En quelques années, l’intelligence artificielle (IA) s’est imposée comme un levier stratégique du développement économique à l’échelle mondiale. Selon une étude du cabinet Price Waterhouse Coopers intitulée «Sizing the Prize : What’s the real value of AI for your business and how can you capitalize ?» publiée dès 2017, l’IA pourrait ajouter 15700 milliards de dollars US à l’économie mondiale d’ici 2030, c’est dire. Le continent africain, longtemps resté en retrait dans la compétition technologique, accélère donc logiquement sa transition. À l’Africa CEO Forum 2025, les dirigeants du secteur privé et les responsables gouvernementaux ont convergé vers un même constat : l’IA n’est plus un luxe technologique, mais une nécessité stratégique. Autour du thème «Façonner l’avenir numérique de l’Afrique», les débats ont mis en évidence trois priorités : la formation des talents, la souveraineté des données et la structuration d’écosystèmes locaux innovants. Les résolutions issues de ce sommet sont claires. D’abord, accélérer la mise en place de politiques nationales d’intelligence artificielle, à l’image du Rwanda ou du Ghana. Par ailleurs, renforcer les partenariats public-privé pour faciliter le financement des infrastructures numériques. Enfin, intégrer les applications de l’IA dans des secteurs clés comme la santé, l’agriculture, l’éducation et la logistique, pour stimuler des gains de productivité durables. Cette dynamique positionne des pays comme le Kenya, le Nigéria ou l’Afrique du Sud à l’avant-garde d’un tournant technologique africain.

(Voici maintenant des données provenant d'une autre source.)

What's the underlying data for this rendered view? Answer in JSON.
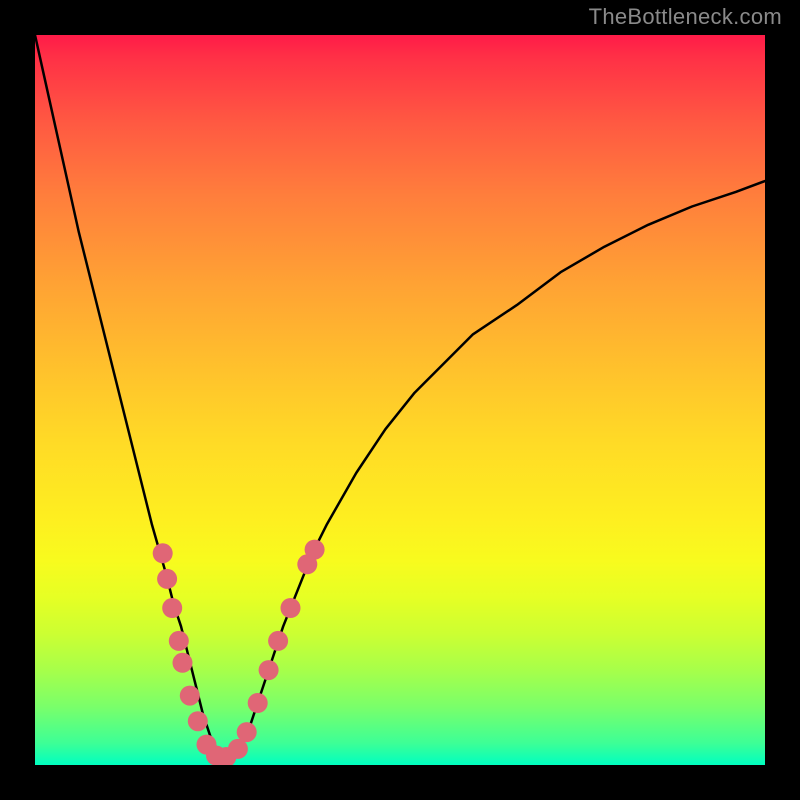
{
  "watermark": "TheBottleneck.com",
  "chart_data": {
    "type": "line",
    "title": "",
    "xlabel": "",
    "ylabel": "",
    "xlim": [
      0,
      100
    ],
    "ylim": [
      0,
      100
    ],
    "series": [
      {
        "name": "curve",
        "x": [
          0,
          2,
          4,
          6,
          8,
          10,
          12,
          14,
          16,
          18,
          19,
          20,
          21,
          22,
          23,
          24,
          25,
          26,
          27,
          28,
          29,
          30,
          32,
          34,
          36,
          38,
          40,
          44,
          48,
          52,
          56,
          60,
          66,
          72,
          78,
          84,
          90,
          96,
          100
        ],
        "y": [
          100,
          91,
          82,
          73,
          65,
          57,
          49,
          41,
          33,
          26,
          22,
          19,
          15,
          11,
          7,
          4,
          2,
          1,
          1,
          2,
          4,
          7,
          13,
          19,
          24,
          29,
          33,
          40,
          46,
          51,
          55,
          59,
          63,
          67.5,
          71,
          74,
          76.5,
          78.5,
          80
        ]
      }
    ],
    "markers": {
      "name": "highlight-dots",
      "color": "#e06676",
      "radius": 10,
      "points": [
        {
          "x": 17.5,
          "y": 29
        },
        {
          "x": 18.1,
          "y": 25.5
        },
        {
          "x": 18.8,
          "y": 21.5
        },
        {
          "x": 19.7,
          "y": 17
        },
        {
          "x": 20.2,
          "y": 14
        },
        {
          "x": 21.2,
          "y": 9.5
        },
        {
          "x": 22.3,
          "y": 6
        },
        {
          "x": 23.5,
          "y": 2.8
        },
        {
          "x": 24.8,
          "y": 1.3
        },
        {
          "x": 26.2,
          "y": 1.1
        },
        {
          "x": 27.8,
          "y": 2.2
        },
        {
          "x": 29.0,
          "y": 4.5
        },
        {
          "x": 30.5,
          "y": 8.5
        },
        {
          "x": 32.0,
          "y": 13
        },
        {
          "x": 33.3,
          "y": 17
        },
        {
          "x": 35.0,
          "y": 21.5
        },
        {
          "x": 37.3,
          "y": 27.5
        },
        {
          "x": 38.3,
          "y": 29.5
        }
      ]
    },
    "gradient_stops": [
      {
        "pos": 0,
        "color": "#ff1b48"
      },
      {
        "pos": 50,
        "color": "#ffd827"
      },
      {
        "pos": 100,
        "color": "#00ffc0"
      }
    ]
  }
}
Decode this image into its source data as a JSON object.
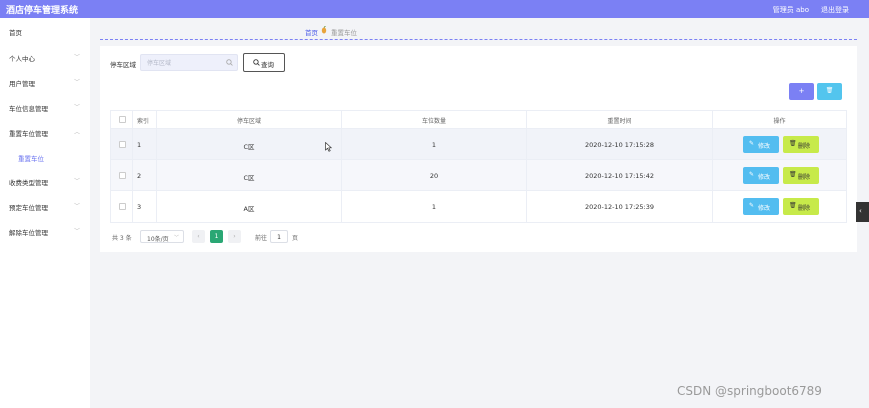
{
  "app": {
    "title": "酒店停车管理系统",
    "admin_label": "管理员 abo",
    "logout_label": "退出登录"
  },
  "sidebar": {
    "items": [
      {
        "label": "首页",
        "has_chevron": false
      },
      {
        "label": "个人中心",
        "has_chevron": true
      },
      {
        "label": "用户管理",
        "has_chevron": true
      },
      {
        "label": "车位信息管理",
        "has_chevron": true
      },
      {
        "label": "重置车位管理",
        "has_chevron": true
      },
      {
        "label": "重置车位",
        "has_chevron": false,
        "sub": true
      },
      {
        "label": "收费类型管理",
        "has_chevron": true
      },
      {
        "label": "预定车位管理",
        "has_chevron": true
      },
      {
        "label": "解除车位管理",
        "has_chevron": true
      }
    ],
    "chevron_glyph": "﹀"
  },
  "breadcrumb": {
    "home": "首页",
    "current": "重置车位"
  },
  "search": {
    "field_label": "停车区域",
    "placeholder": "停车区域",
    "value": "",
    "query_label": "查询"
  },
  "toolbar": {
    "add_glyph": "+",
    "delete_glyph": "🗑"
  },
  "table": {
    "columns": [
      "索引",
      "停车区域",
      "车位数量",
      "重置时间",
      "操作"
    ],
    "rows": [
      {
        "index": "1",
        "area": "C区",
        "count": "1",
        "time": "2020-12-10 17:15:28"
      },
      {
        "index": "2",
        "area": "C区",
        "count": "20",
        "time": "2020-12-10 17:15:42"
      },
      {
        "index": "3",
        "area": "A区",
        "count": "1",
        "time": "2020-12-10 17:25:39"
      }
    ],
    "edit_label": "修改",
    "delete_label": "删除",
    "edit_glyph": "✎",
    "delete_glyph": "🗑"
  },
  "pagination": {
    "total": "共 3 条",
    "page_size": "10条/页",
    "current_page": "1",
    "prev_glyph": "‹",
    "next_glyph": "›",
    "goto_label": "前往",
    "goto_value": "1",
    "page_suffix": "页"
  },
  "collapse_glyph": "‹",
  "watermark": "CSDN @springboot6789",
  "colors": {
    "accent": "#7b80f4",
    "edit": "#53bdf0",
    "delete": "#c7ea4a",
    "pager_active": "#2aa774"
  }
}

La Cemac montre quelques signaux encourageants 

En Afrique centrale, la montée en puissance de l’IA reste embryonnaire, mais en progression constante. Même si, pour l’heure, aucun pays ne figure encore dans le top 10 du AI Talent Readiness Index for Africa 2025, qui classe les nations selon leur niveau de préparation à l’intégration de l’IA, quelques initiatives méritent d’être mentionnées. Plusieurs pays de la région se démarquent. 

Le Cameroun a lancé en 2023 un programme pilote d’intégration de l’intelligence artificielle dans l’administration fiscale, avec le soutien de la Banque mondiale. La République du Congo expérimente l’usage de l’IA pour la surveillance environnementale dans le bassin du Congo, en partenariat avec des centres de recherche européens. Quant au Tchad, il a intégré des modules d’intelligence artificielle dans les curricula universitaires, sans toutefois disposer d’une politique nationale formelle. Ces efforts restent dispersés, mais encourageants. Ils témoignent d’une volonté des pays de s’arrimer aux nouvelles normes en matière de technologie, dans une région marquée par des défis communs. Il faut dire que l’IA pourrait offrir des réponses adaptées, à condition d’une volonté politique plus affirmée.

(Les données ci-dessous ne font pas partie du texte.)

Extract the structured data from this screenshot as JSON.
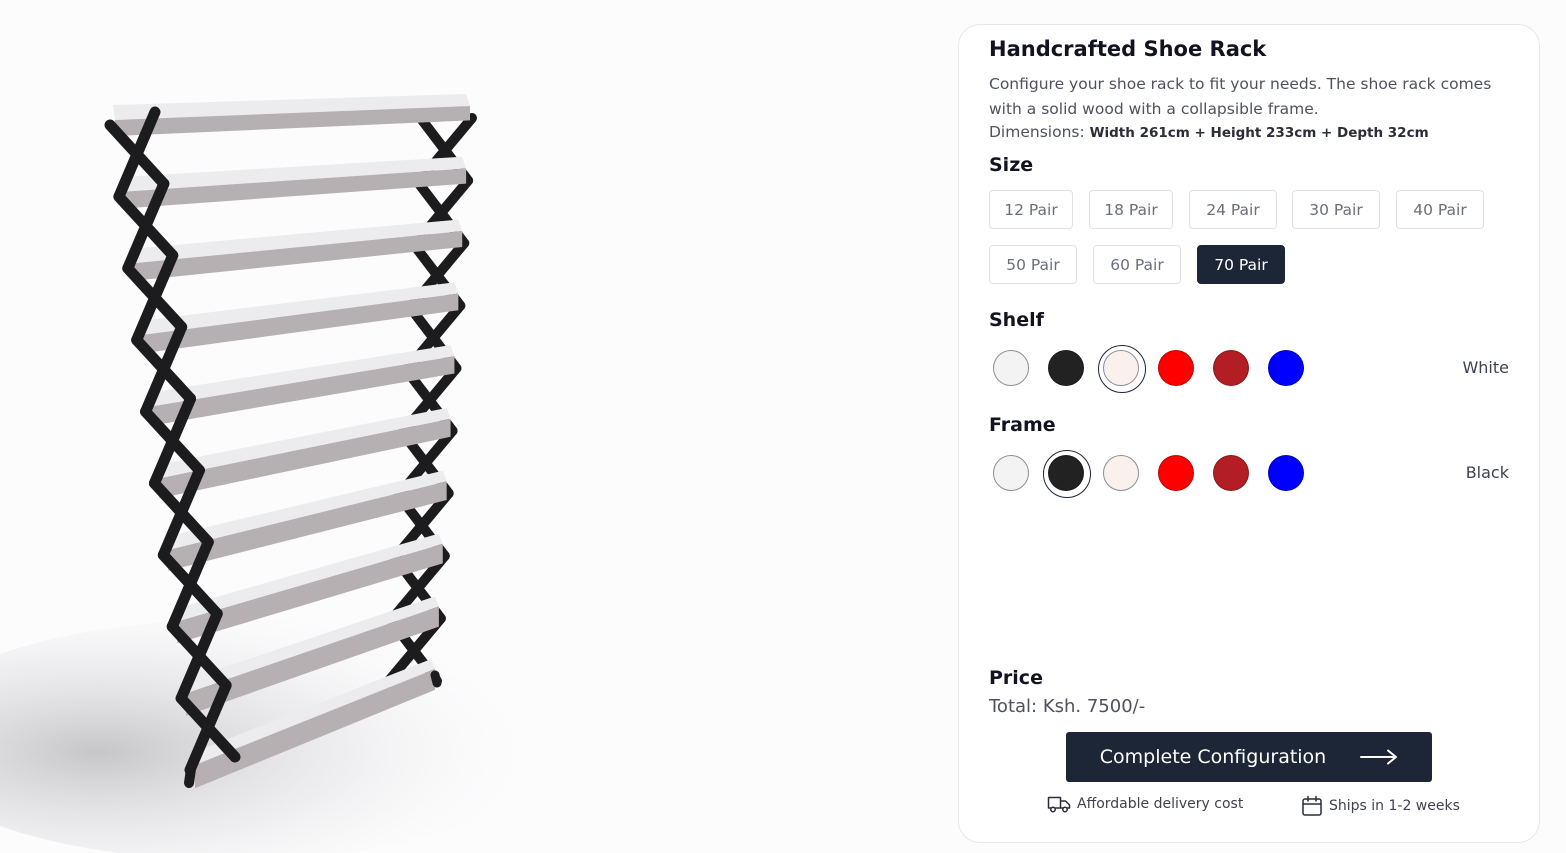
{
  "product": {
    "title": "Handcrafted Shoe Rack",
    "description": "Configure your shoe rack to fit your needs. The shoe rack comes with a solid wood with a collapsible frame.",
    "dimensions_label": "Dimensions:",
    "dimensions_value": "Width 261cm + Height 233cm + Depth 32cm"
  },
  "size": {
    "label": "Size",
    "options": [
      "12 Pair",
      "18 Pair",
      "24 Pair",
      "30 Pair",
      "40 Pair",
      "50 Pair",
      "60 Pair",
      "70 Pair"
    ],
    "selected": "70 Pair"
  },
  "shelf": {
    "label": "Shelf",
    "selected_name": "White",
    "swatches": [
      {
        "name": "white",
        "color": "#f3f3f4"
      },
      {
        "name": "black",
        "color": "#222222"
      },
      {
        "name": "cream",
        "color": "#fbf1ec"
      },
      {
        "name": "red",
        "color": "#ff0000"
      },
      {
        "name": "dark-red",
        "color": "#b31e24"
      },
      {
        "name": "blue",
        "color": "#0000ff"
      }
    ],
    "selected_index": 2
  },
  "frame": {
    "label": "Frame",
    "selected_name": "Black",
    "swatches": [
      {
        "name": "white",
        "color": "#f3f3f4"
      },
      {
        "name": "black",
        "color": "#222222"
      },
      {
        "name": "cream",
        "color": "#fbf1ec"
      },
      {
        "name": "red",
        "color": "#ff0000"
      },
      {
        "name": "dark-red",
        "color": "#b31e24"
      },
      {
        "name": "blue",
        "color": "#0000ff"
      }
    ],
    "selected_index": 1
  },
  "price": {
    "label": "Price",
    "total": "Total: Ksh. 7500/-"
  },
  "cta": {
    "label": "Complete Configuration",
    "icon": "arrow-right-icon"
  },
  "perks": [
    {
      "icon": "truck-icon",
      "text": "Affordable delivery cost"
    },
    {
      "icon": "calendar-icon",
      "text": "Ships in 1-2 weeks"
    }
  ],
  "colors": {
    "accent": "#1d2636",
    "frame": "#1c1c1e",
    "shelf_top": "#ececee",
    "shelf_edge": "#b6b0b3"
  }
}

Un pari pour le Gabon qui entend faire de l’IA un levier de transformation

Dans ce paysage régional en mutation, le Gabon dispose d’atouts importants, mais encore peu exploités. Doté d’une connectivité numérique intéressante à Libreville et Port-Gentil, d’un vivier de jeunes diplômés et d’un marché institutionnel centralisé, le pays pourrait devenir un laboratoire de l’IA appliquée à la gestion publique et à la productivité des services. D’ailleurs, depuis 2023, le gouvernement gabonais a manifesté une volonté claire de se positionner sur la carte technologique africaine.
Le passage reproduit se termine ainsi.